Ok, let’s talk.
How do you feel about that?
What makes you happy?
Tell me your secrets?
There all the things that counsellors are meant to ask right? I’m meant to lay down on a coach, or sit in a surprisingly uncomfortable beige chair with a cream pillow and spill my deep dark soul until I can be called sane?
I’m sorry, but I can 100% say that I will not be doing that.
But the truth is, in the many different types of counselling I’ve experienced over the years, I’ve never had to do that. I’ve had ups and downs. Counsellors I’ve hated and counsellors I’ve loved. Courses I’ve dropped out of and ones I’ve been loyal to.
Then I had a break, I stopped for a couple of years.
In them years, I realised I need counselling, I need a counselling that’s different to what I’ve had in the past and something that fits into my life in a new way. In a ‘I’m not as ill as I used to be, but I’m not as well as I’d like to be’ way.
So I thought I’d let you guys into the secret of how I’ve come to the decision to restart therapy and what that has felt like three sessions in.
This is the first time in my life where I’ve been able to select my own counsellor (going private has some advantages). All the sessions I’ve previously had have been NHS, the set of sessions I had privately before, I still didn’t get to choose. This has been massively helpful for me. As someone who has had mental health difficulties for years I’ve come to know my illness. I know that I respond better to men than to women (not in an anti feminist way, in a I’ve had more bad experiences with women than men so I’m more uneasy when they give me advice kind of way). I know I respond better to people who will be upfront with me than people who will be nice to me. I know I respond to someone telling me to suck it up more than I respond to someone who says, that must have been hard for you.
Finding the right person can be tricky, I’m three sessions in with mine so I’m not making judgements yet. What I can say is that I’ve had three very different sessions so far. The first was introductory, the second I was a mess and the third I was coming out of my mess. In each situation I can’t fault what he has said or done, apart from when he asked me ‘what hurt’ and I cringed internally for about 12 hours. I’ve linked below the counselling directory I use. It only lists professional accredited people and gives you a list of the areas of mental health each person is willing to work with.
Explaining what counselling is is difficult, it means something different for everyone. It can be based on diagnosis, gender, age and all sorts of different things. Long story short counselling is, or should be, whatever you need it to be and if it’s not, it’s time to find something different. For me, counselling is a check in, its accountability and it’s being able to see someone and say ‘this happened and I’m not sure what to do about it.’ Counselling doesn’t just have to be spilling secrets or struggling through bad stuff, it can also be ‘this happened and I’m so excited’. For me it’s grounding myself.
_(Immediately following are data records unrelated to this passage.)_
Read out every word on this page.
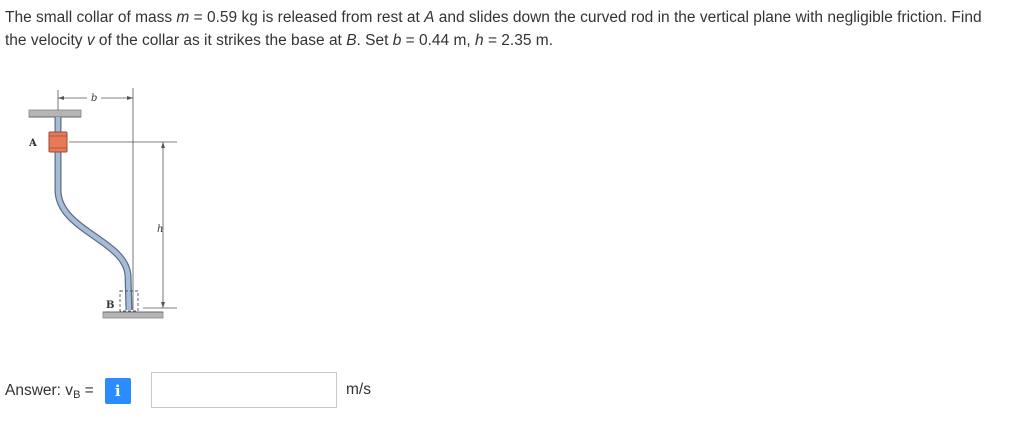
The small collar of mass m = 0.59 kg is released from rest at A and slides down the curved rod in the vertical plane with negligible friction. Find the velocity v of the collar as it strikes the base at B. Set b = 0.44 m, h = 2.35 m.
b
h
A
B
Answer: $v_B = i$	m/s
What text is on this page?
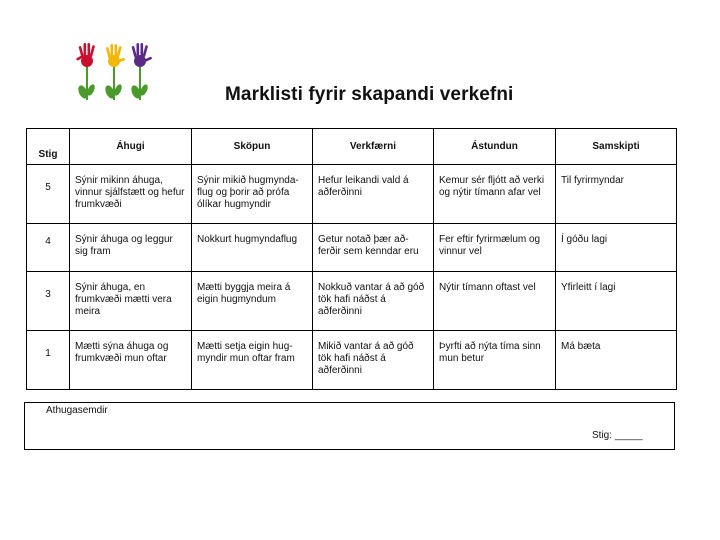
Marklisti fyrir skapandi verkefni
Stig	Áhugi	Sköpun	Verkfærni	Ástundun	Samskipti
5	Sýnir mikinn áhuga, vinnur sjálfstætt og hefur frumkvæði	Sýnir mikið hugmynda-flug og þorir að prófa ólíkar hugmyndir	Hefur leikandi vald á aðferðinni	Kemur sér fljótt að verki og nýtir tímann afar vel	Til fyrirmyndar
4	Sýnir áhuga og leggur sig fram	Nokkurt hugmyndaflug	Getur notað þær að-ferðir sem kenndar eru	Fer eftir fyrirmælum og vinnur vel	Í góðu lagi
3	Sýnir áhuga, en frumkvæði mætti vera meira	Mætti byggja meira á eigin hugmyndum	Nokkuð vantar á að góð tök hafi náðst á aðferðinni	Nýtir tímann oftast vel	Yfirleitt í lagi
1	Mætti sýna áhuga og frumkvæði mun oftar	Mætti setja eigin hug-myndir mun oftar fram	Mikið vantar á að góð tök hafi náðst á aðferðinni	Þyrfti að nýta tíma sinn mun betur	Má bæta
Athugasemdir
Stig: _____
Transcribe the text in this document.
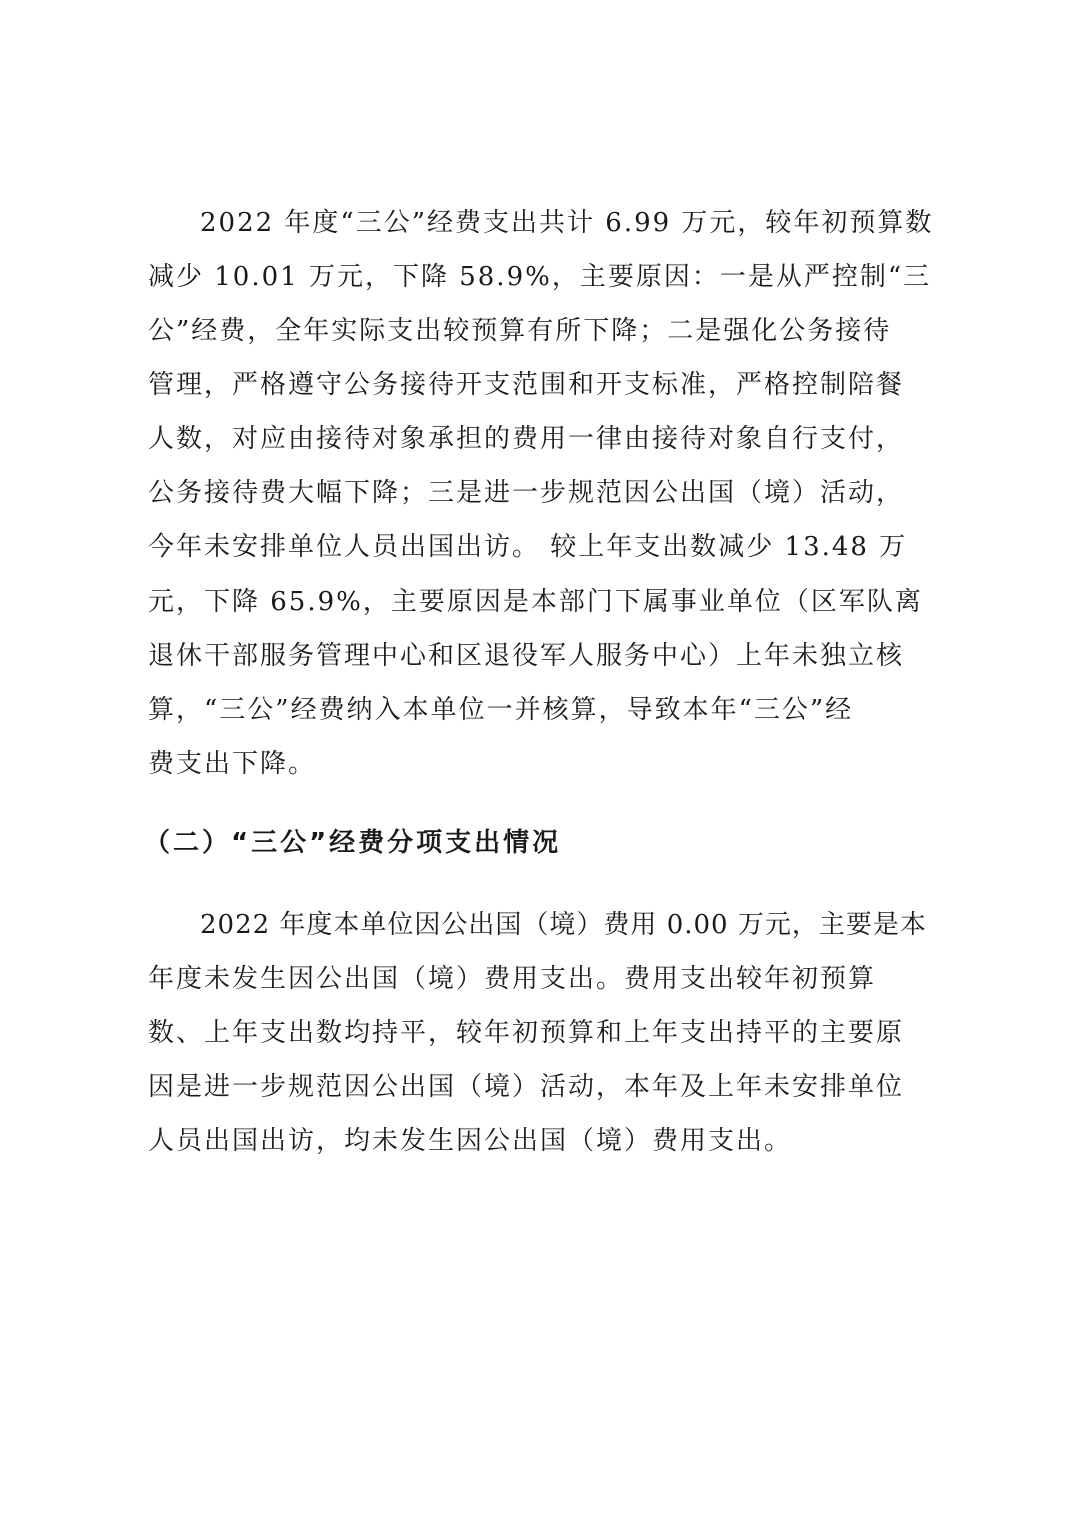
2022 年度“三公”经费支出共计 6.99 万元，较年初预算数
减少 10.01 万元，下降 58.9%，主要原因：一是从严控制“三
公”经费，全年实际支出较预算有所下降；二是强化公务接待
管理，严格遵守公务接待开支范围和开支标准，严格控制陪餐
人数，对应由接待对象承担的费用一律由接待对象自行支付，
公务接待费大幅下降；三是进一步规范因公出国（境）活动，
今年未安排单位人员出国出访。 较上年支出数减少 13.48 万
元，下降 65.9%，主要原因是本部门下属事业单位（区军队离
退休干部服务管理中心和区退役军人服务中心）上年未独立核
算，“三公”经费纳入本单位一并核算，导致本年“三公”经
费支出下降。
（二）“三公”经费分项支出情况
2022 年度本单位因公出国（境）费用 0.00 万元，主要是本
年度未发生因公出国（境）费用支出。费用支出较年初预算
数、上年支出数均持平，较年初预算和上年支出持平的主要原
因是进一步规范因公出国（境）活动，本年及上年未安排单位
人员出国出访，均未发生因公出国（境）费用支出。
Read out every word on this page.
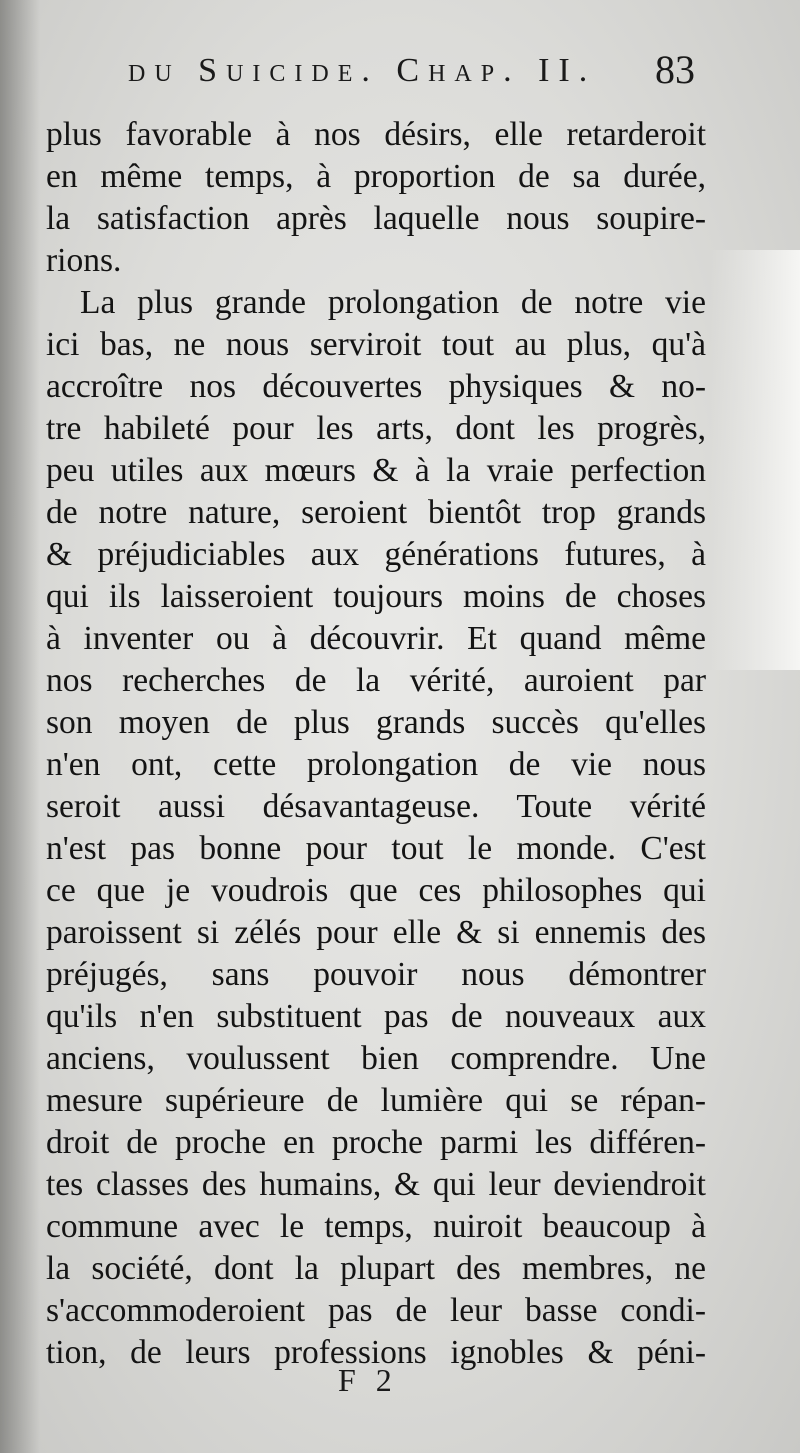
du Suicide. Chap. II. 83
plus favorable à nos désirs, elle retarderoit
en même temps, à proportion de sa durée,
la satisfaction après laquelle nous soupire-
rions.
La plus grande prolongation de notre vie
ici bas, ne nous serviroit tout au plus, qu'à
accroître nos découvertes physiques & no-
tre habileté pour les arts, dont les progrès,
peu utiles aux mœurs & à la vraie perfection
de notre nature, seroient bientôt trop grands
& préjudiciables aux générations futures, à
qui ils laisseroient toujours moins de choses
à inventer ou à découvrir. Et quand même
nos recherches de la vérité, auroient par
son moyen de plus grands succès qu'elles
n'en ont, cette prolongation de vie nous
seroit aussi désavantageuse. Toute vérité
n'est pas bonne pour tout le monde. C'est
ce que je voudrois que ces philosophes qui
paroissent si zélés pour elle & si ennemis des
préjugés, sans pouvoir nous démontrer
qu'ils n'en substituent pas de nouveaux aux
anciens, voulussent bien comprendre. Une
mesure supérieure de lumière qui se répan-
droit de proche en proche parmi les différen-
tes classes des humains, & qui leur deviendroit
commune avec le temps, nuiroit beaucoup à
la société, dont la plupart des membres, ne
s'accommoderoient pas de leur basse condi-
tion, de leurs professions ignobles & péni-
F 2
Where depends, for me it’s in my counsellors house, it can be in offices or in hospitals or in coffee shops. But where ever it is, it’s important to be comfortable.
I’ve been through counselling before, that made me hesitant to do it again. I’ve done cognitive behavioural therapy, dialectical behavioural therapy and eating disorder counselling. Some in groups some one to one. There’s more that I’ve found unhelpful than helpful. When I was deciding whether I was going to start again I had to really think about it.
One of the symptoms of my diagnosis is dramatic mood changes. I find that every so often my mood suddenly clicks to depression, like someone has a remote and presses the wrong button. I’ve been out of NHS psychiatric services for around a year now and in that year, when my mood has dipped I’ve found myself googling counselling services. So last time it happened I thought, you know what, it would be great if I did this before things get to depression point, so I did. Long story short, (prepare yourself for some cheese) when I was ill the NHS services taught me how to exist, how to keep myself alive, what I’m hoping counselling will do is help me live and enjoy it.
Whenever! One of the most important things I’ve learnt is that mental health is not just about getting help when things get bad. It’s about getting support when things are good so the bad becomes more sporadic. You don’t have to feel like shit to talk to someone. You don’t have to be having a breakdown. You can be having the best time of your life but still want someone to check in with.
I always worried I wasn’t ill enough to get help so I left it to the point I was worried I was too bad to be helped. Don’t do that, please.
We all deserve to live life and enjoy it.